Não tenho pretensão, com esse escrito, de trazer uma resposta fechada para essa pergunta. Como bons neuróticos em busca de respostas, a minha intenção aqui não é ocupar um lugar de mestre que traz soluções universais, mas sim de pensarmos sobre o uso dessa ferramenta em um processo de análise!

 

É muito comum eu escutar no consultório: “ah, conheço fulano, ele faz análise e ele está no divã, porque eu não?” ou então “porque ainda eu não estou no divã?”. E não só isso, mas um imaginativo de que ir para o divã é dar um upgrade no processo; agora eu entreguei aquilo que eu acho que meu analista quer! agora eu evoluí, estou evoluindo.

 

Como se um processo psicológico respondesse ao mercado, a uma lógica de produção, de sucesso (como é dito pelo mundo capitalista), quando na verdade, diz mais de um outro momento da análise, outro modo de experimentar o que é fazer análise. Dentro do consultório há possibilidades de repensar o sentido que damos às coisas! O divã tem uma importância clínica? sim! Mas, ainda sim é mais uma ferramenta do processo analítico. 


Freud usava o divã como uma maneira de descansar a visão após sequências de atendimentos, pois existe um cansaço em manter o olhar direcionado ao outro, pensando num tempo de quase uma hora de sessão. E há uma outra questão: o Freud era médico, nesse sentido, podemos pensar também nessa herança médica dos pacientes se deitarem para realizar tratamentos. A partir desse fato, ele começa a perceber que o analisante ao se deitar remetia a uma posição confortável, trazendo relaxamento, semelhante a um descanso, sendo bastante interessante para o setting analítico.

 

(Freud Museum/Reprodução)

 

Ele percebeu que essa ferramenta podia ser usada como uma forma do analisante falar mais livremente sobre si, sobre seus afetos, seus desejos, reduzindo esse crivo de julgamento interno daquilo que se diz, daquilo que se quer dizer, reduzindo essa fantasia daquilo que eu acho que meu analista vai pensar do que eu estou falando. Por exemplo: eu falo que não gosto da minha mãe, quero terminar um relacionamento e meu analista faz uma expressão OU NÃO faz nenhuma, que eu traduzo como uma desaprovação; ou a partir do olhar dele eu faço uma censura do que eu realmente sinto e penso.

 

Outro manejo para o convite ao divã é quando o analisante - mais do que falar para o analista - começa a se escutar, questionar o que traz como grandes certezas, quando sai de um relatório cotidiano e começa a questionar a própria vida, se escutando, direcionando algo para si. 
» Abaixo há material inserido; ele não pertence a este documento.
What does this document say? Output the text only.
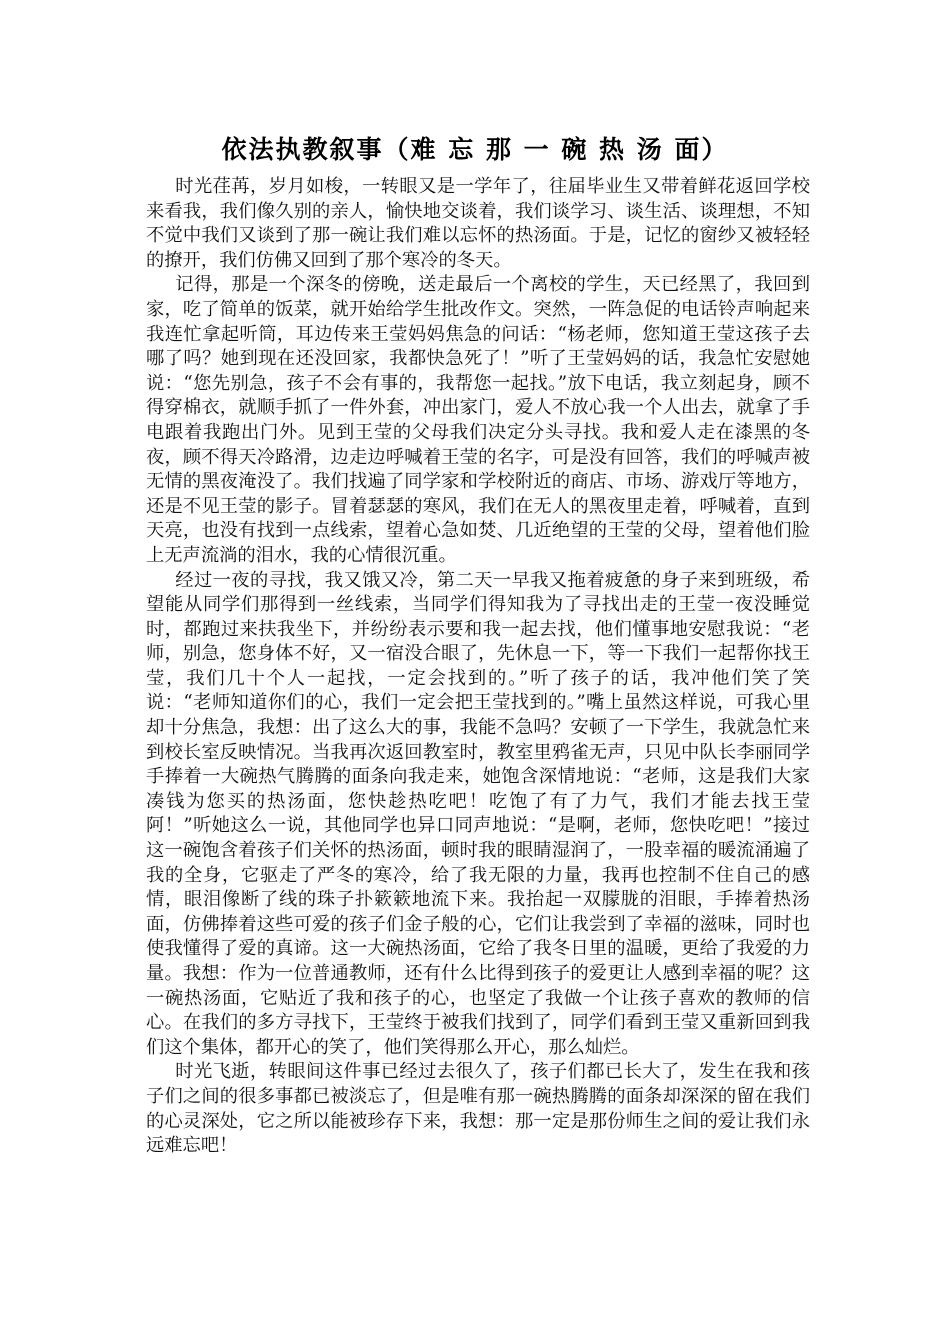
依法执教叙事（难 忘 那 一 碗 热 汤 面）

时光荏苒，岁月如梭，一转眼又是一学年了，往届毕业生又带着鲜花返回学校来看我，我们像久别的亲人，愉快地交谈着，我们谈学习、谈生活、谈理想，不知不觉中我们又谈到了那一碗让我们难以忘怀的热汤面。于是，记忆的窗纱又被轻轻的撩开，我们仿佛又回到了那个寒冷的冬天。

记得，那是一个深冬的傍晚，送走最后一个离校的学生，天已经黑了，我回到家，吃了简单的饭菜，就开始给学生批改作文。突然，一阵急促的电话铃声响起来我连忙拿起听筒，耳边传来王莹妈妈焦急的问话：“杨老师，您知道王莹这孩子去哪了吗？她到现在还没回家，我都快急死了！”听了王莹妈妈的话，我急忙安慰她说：“您先别急，孩子不会有事的，我帮您一起找。”放下电话，我立刻起身，顾不得穿棉衣，就顺手抓了一件外套，冲出家门，爱人不放心我一个人出去，就拿了手电跟着我跑出门外。见到王莹的父母我们决定分头寻找。我和爱人走在漆黑的冬夜，顾不得天冷路滑，边走边呼喊着王莹的名字，可是没有回答，我们的呼喊声被无情的黑夜淹没了。我们找遍了同学家和学校附近的商店、市场、游戏厅等地方，还是不见王莹的影子。冒着瑟瑟的寒风，我们在无人的黑夜里走着，呼喊着，直到天亮，也没有找到一点线索，望着心急如焚、几近绝望的王莹的父母，望着他们脸上无声流淌的泪水，我的心情很沉重。

经过一夜的寻找，我又饿又冷，第二天一早我又拖着疲惫的身子来到班级，希望能从同学们那得到一丝线索，当同学们得知我为了寻找出走的王莹一夜没睡觉时，都跑过来扶我坐下，并纷纷表示要和我一起去找，他们懂事地安慰我说：“老师，别急，您身体不好，又一宿没合眼了，先休息一下，等一下我们一起帮你找王莹，我们几十个人一起找，一定会找到的。”听了孩子的话，我冲他们笑了笑说：“老师知道你们的心，我们一定会把王莹找到的。”嘴上虽然这样说，可我心里却十分焦急，我想：出了这么大的事，我能不急吗？安顿了一下学生，我就急忙来到校长室反映情况。当我再次返回教室时，教室里鸦雀无声，只见中队长李丽同学手捧着一大碗热气腾腾的面条向我走来，她饱含深情地说：“老师，这是我们大家凑钱为您买的热汤面，您快趁热吃吧！吃饱了有了力气，我们才能去找王莹阿！”听她这么一说，其他同学也异口同声地说：“是啊，老师，您快吃吧！”接过这一碗饱含着孩子们关怀的热汤面，顿时我的眼睛湿润了，一股幸福的暖流涌遍了我的全身，它驱走了严冬的寒冷，给了我无限的力量，我再也控制不住自己的感情，眼泪像断了线的珠子扑簌簌地流下来。我抬起一双朦胧的泪眼，手捧着热汤面，仿佛捧着这些可爱的孩子们金子般的心，它们让我尝到了幸福的滋味，同时也使我懂得了爱的真谛。这一大碗热汤面，它给了我冬日里的温暖，更给了我爱的力量。我想：作为一位普通教师，还有什么比得到孩子的爱更让人感到幸福的呢？这一碗热汤面，它贴近了我和孩子的心，也坚定了我做一个让孩子喜欢的教师的信心。在我们的多方寻找下，王莹终于被我们找到了，同学们看到王莹又重新回到我们这个集体，都开心的笑了，他们笑得那么开心，那么灿烂。

时光飞逝，转眼间这件事已经过去很久了，孩子们都已长大了，发生在我和孩子们之间的很多事都已被淡忘了，但是唯有那一碗热腾腾的面条却深深的留在我们的心灵深处，它之所以能被珍存下来，我想：那一定是那份师生之间的爱让我们永远难忘吧！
Há possibilidades, é um processo singular! Cada um tem um modo de fazer análise e que bom!

 

E tudo isso demanda tempo, não é necessário correr numa análise. Correr talvez se faça para ir ao trabalho, numa maratona, a vida pode ser corrida em alguma medida. Mas, numa análise o tempo gira de uma outra forma. Se o seu conhecido está no divã, é porque ele está no processo dele e se você está ou não no divã isso é do momento do seu processo.

 

Mais do que se preocupar - tanto - com isso, o mais importante é sentir, saber se você está diante de um analista ético, que propõe a te escutar, a não trazer absurdos religiosos, apontamentos abusivos , discriminatórios, achismos de si mesmo. 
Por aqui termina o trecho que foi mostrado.